Bei dem Berger de Picardie handelt es sich um einen rustikal aussehenden französischen Hütehund. Er soll bereits im Jahr 800 mit den Kelten nach Picardie im Nordwesten Frankreichs gekommen sein. Der Club Francais du Chien de berger erkannte die Rasse 1925 schließlich an. Die beiden Weltkriege haben dem Berger de Picardie dann allerdings sehr zugesetzt, so dass das Zuchtmaterial nach dem zweiten Weltkrieg sehr stark dezimiert war. Aus diesem Grund ist auch heute noch der Inzuchtkoeffizient der Rasse relativ hoch.

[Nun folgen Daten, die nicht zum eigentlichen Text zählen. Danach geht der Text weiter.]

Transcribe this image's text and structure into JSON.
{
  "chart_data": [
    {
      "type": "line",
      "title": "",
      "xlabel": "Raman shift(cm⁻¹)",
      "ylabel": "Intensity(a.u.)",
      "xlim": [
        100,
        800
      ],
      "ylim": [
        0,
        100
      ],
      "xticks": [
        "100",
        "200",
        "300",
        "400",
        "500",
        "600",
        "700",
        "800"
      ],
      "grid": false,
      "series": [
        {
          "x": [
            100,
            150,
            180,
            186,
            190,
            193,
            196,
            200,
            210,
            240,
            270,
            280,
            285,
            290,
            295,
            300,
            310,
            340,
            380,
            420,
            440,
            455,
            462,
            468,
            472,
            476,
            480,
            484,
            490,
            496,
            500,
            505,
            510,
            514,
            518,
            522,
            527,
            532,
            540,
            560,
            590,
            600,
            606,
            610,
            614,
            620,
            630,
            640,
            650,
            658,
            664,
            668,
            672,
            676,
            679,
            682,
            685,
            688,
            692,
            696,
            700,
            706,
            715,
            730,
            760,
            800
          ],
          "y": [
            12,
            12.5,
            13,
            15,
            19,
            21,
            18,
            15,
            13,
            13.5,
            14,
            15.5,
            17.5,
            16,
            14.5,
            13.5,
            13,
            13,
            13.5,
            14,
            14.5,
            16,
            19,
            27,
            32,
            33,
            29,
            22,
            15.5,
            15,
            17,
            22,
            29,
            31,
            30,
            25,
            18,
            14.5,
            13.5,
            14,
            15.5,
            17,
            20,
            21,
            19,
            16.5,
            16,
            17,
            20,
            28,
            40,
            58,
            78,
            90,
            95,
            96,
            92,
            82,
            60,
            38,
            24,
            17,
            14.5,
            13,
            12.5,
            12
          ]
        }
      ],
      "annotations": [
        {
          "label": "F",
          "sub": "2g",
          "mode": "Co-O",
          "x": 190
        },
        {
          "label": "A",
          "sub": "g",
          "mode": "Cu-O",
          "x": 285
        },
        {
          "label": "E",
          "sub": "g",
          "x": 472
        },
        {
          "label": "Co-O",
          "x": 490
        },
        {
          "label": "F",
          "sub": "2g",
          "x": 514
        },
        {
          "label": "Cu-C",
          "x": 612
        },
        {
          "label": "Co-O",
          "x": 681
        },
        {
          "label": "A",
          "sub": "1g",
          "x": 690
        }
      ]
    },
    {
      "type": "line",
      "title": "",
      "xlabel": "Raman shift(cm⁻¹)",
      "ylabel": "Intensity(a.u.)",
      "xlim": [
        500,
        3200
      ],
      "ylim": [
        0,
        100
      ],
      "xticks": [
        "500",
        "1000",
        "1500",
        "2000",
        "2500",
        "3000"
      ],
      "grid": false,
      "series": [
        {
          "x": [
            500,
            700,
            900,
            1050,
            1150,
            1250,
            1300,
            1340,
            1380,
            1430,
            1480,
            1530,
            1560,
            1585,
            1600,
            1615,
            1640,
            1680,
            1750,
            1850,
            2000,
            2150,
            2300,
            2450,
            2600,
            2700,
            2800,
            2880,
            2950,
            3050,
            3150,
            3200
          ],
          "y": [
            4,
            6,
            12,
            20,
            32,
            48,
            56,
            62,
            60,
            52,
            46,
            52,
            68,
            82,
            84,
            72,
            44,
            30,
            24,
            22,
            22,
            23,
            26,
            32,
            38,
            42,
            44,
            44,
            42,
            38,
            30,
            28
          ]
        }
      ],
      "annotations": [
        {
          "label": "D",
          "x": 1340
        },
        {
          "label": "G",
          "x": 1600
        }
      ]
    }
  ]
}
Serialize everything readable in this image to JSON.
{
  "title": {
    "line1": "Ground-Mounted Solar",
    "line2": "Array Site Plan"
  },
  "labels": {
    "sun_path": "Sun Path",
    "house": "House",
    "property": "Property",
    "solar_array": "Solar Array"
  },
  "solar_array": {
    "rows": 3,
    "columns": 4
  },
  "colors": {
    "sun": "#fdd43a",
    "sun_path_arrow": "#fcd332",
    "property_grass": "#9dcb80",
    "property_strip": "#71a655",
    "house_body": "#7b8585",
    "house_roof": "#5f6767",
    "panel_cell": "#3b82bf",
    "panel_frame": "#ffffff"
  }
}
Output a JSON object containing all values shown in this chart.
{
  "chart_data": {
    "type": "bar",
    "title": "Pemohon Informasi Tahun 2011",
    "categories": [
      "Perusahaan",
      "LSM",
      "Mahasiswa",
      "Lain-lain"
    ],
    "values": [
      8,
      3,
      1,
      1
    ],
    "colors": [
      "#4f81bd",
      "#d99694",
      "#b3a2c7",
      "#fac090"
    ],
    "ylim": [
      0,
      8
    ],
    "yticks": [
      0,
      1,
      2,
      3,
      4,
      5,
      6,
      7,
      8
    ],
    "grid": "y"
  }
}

Mit dem gräulichen Fell, das an den Stehohren wie kleine Pinsel absteht, besticht der Franzose durch ein markantes Äußeres. Das raue Fell benötigt keinen besonderen Pflegeaufwand. Sein Schultermaß liegt zwischen 55cm und 65cm bei einem Gewicht von 23kg bis 32 kg.

Der Berger de Picardie ist ein sehr intelligenter Hund, der gefördert werden will. Als Hütehund ist er typisch eigenständig, weswegen seine Menschen lernen müssen mit seinem Dickkopf umzugehen. Denn trotz einer gewissen Selbstständigkeit ist die Rasse sehr menschenbezogen und erweist auch gegenüber Kindern eine Engelsgeduld. Hier ist allerdings stets auf den Schutztrieb der Rasse zu achten, die sich gegenüber Fremden reserviert und zurückhaltend zeigt. Seine Erziehung erfordert liebevolle Konsequenz, Beharrlichkeit, Kreativität und ein gewisses Einfühlungsvermögen. Der Franzose ist nur bedingt mit Leckerlies zu bestechen und kein schlichter Befehlsempfänger. Er wurde dafür gezüchtet, durchaus auch einmal einige Zeit allein mit einer Schafherde zu bleiben und liebt es daher, eigenständig agieren zu können.
Der Berger de Picardie sieht nicht nur äußerst sportlich aus, er möchte auch dementsprechend beschäftigt werden. Mit einer guten Grundausbildung stehen dem Mensch-Hunde-Team damit die ganze Sparte des Hundesports offen. Von Agility bis zu Obdience kann man herausfinden, welche Sportart beiden am meisten Spaß macht. Inzwischen ist die Rasse auch unter den Rettungshunden vertreten.